Puisse ces souvenirs de guerre que ce soit celle dont tu parles que toutes les autres soient gommés de l'esprit de ceux qui l'ont vécue et qui on survécu mais ce n'est pas possible mais surtout, surtout qu'elle ne soit pas gommée de la mémoire collective et puissions nous nous surtout en tirer des leçons. Belle semaine. Je lance aujourd'hui le défi 151 des croqueurs de mots.
Pour effacer, faut avoir écrit avant
Pour Martine : Merci pour ce commentaire ... Je pense que l'un des moyens de faire avancer les choses (et surtout en changeant les mentalités) est un travail de fond, permanent, pas seul(e) mais dans un des mouvements qui existent (le Mouvement de la Paix, par exemple).
Le nouveau sujet des Croqueurs de mots : super ! je vais certainement m'y mettre, j'ai déjà des idées !
chouette mot ce "machouillon"
laissons à la mémoire le soin de faire elle-même le tri. S'il est vrai que l'on ne peut se souvenir de tout, il y a aussi des souvenirs encombrants certes mais qu'il faut entretenir
Un machouillon... voilà un mot qui me plait... Tiens, même le correcteur orthographique n'en veut pas ! Il ne sait pas ce qu'il perd le bougre à ne pas le posséder.

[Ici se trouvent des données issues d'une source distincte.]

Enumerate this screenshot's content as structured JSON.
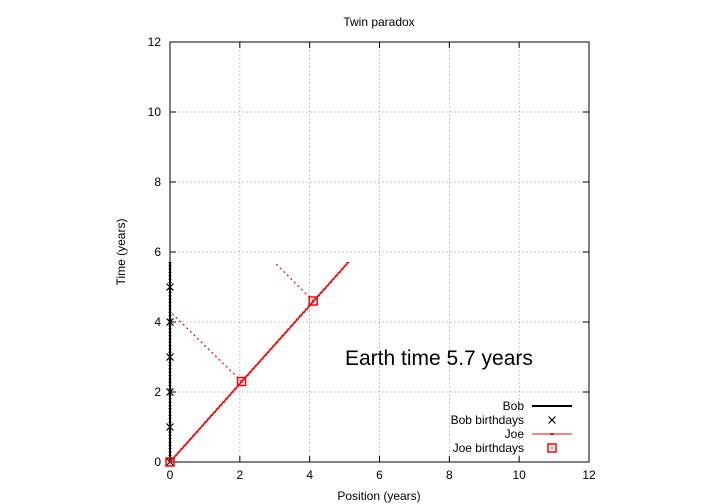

Quoi dire par contre sur tous ces conflits passés et à venir ? Oui, à venir car j'entends déjà le bruit des bottes. J'espère me tromper. Je crois que l'homme ne sait pas faire autre chose. Un concept dualiste victorieux depuis l’avènement des religions monothéistes.
Il est des évènements que l'on voudrait ne pas avoir connu ou entendu parler mais l'histoire reste dans les mémoires et les écrits sont là à jamais...Bises et bonne journée
Pour Margi Mond : pas seulement pour les religion monothéistes, mais le concet religieux en général ... enfin, je pense, étant athée.
Pour Loïc :
Oui, bien sûr, mais les polythéistes pour le peu qu'ils restent, demeurent dans un concept moniste donc pas de jugement, de comparaisons superlatives, pas de pouvoir sur les plus faibles... etc. Enfin, bon, tu as raison, ce ne sont que des concepts philosophiques. On se prend parfois à rêver d'un monde un peu plus humain.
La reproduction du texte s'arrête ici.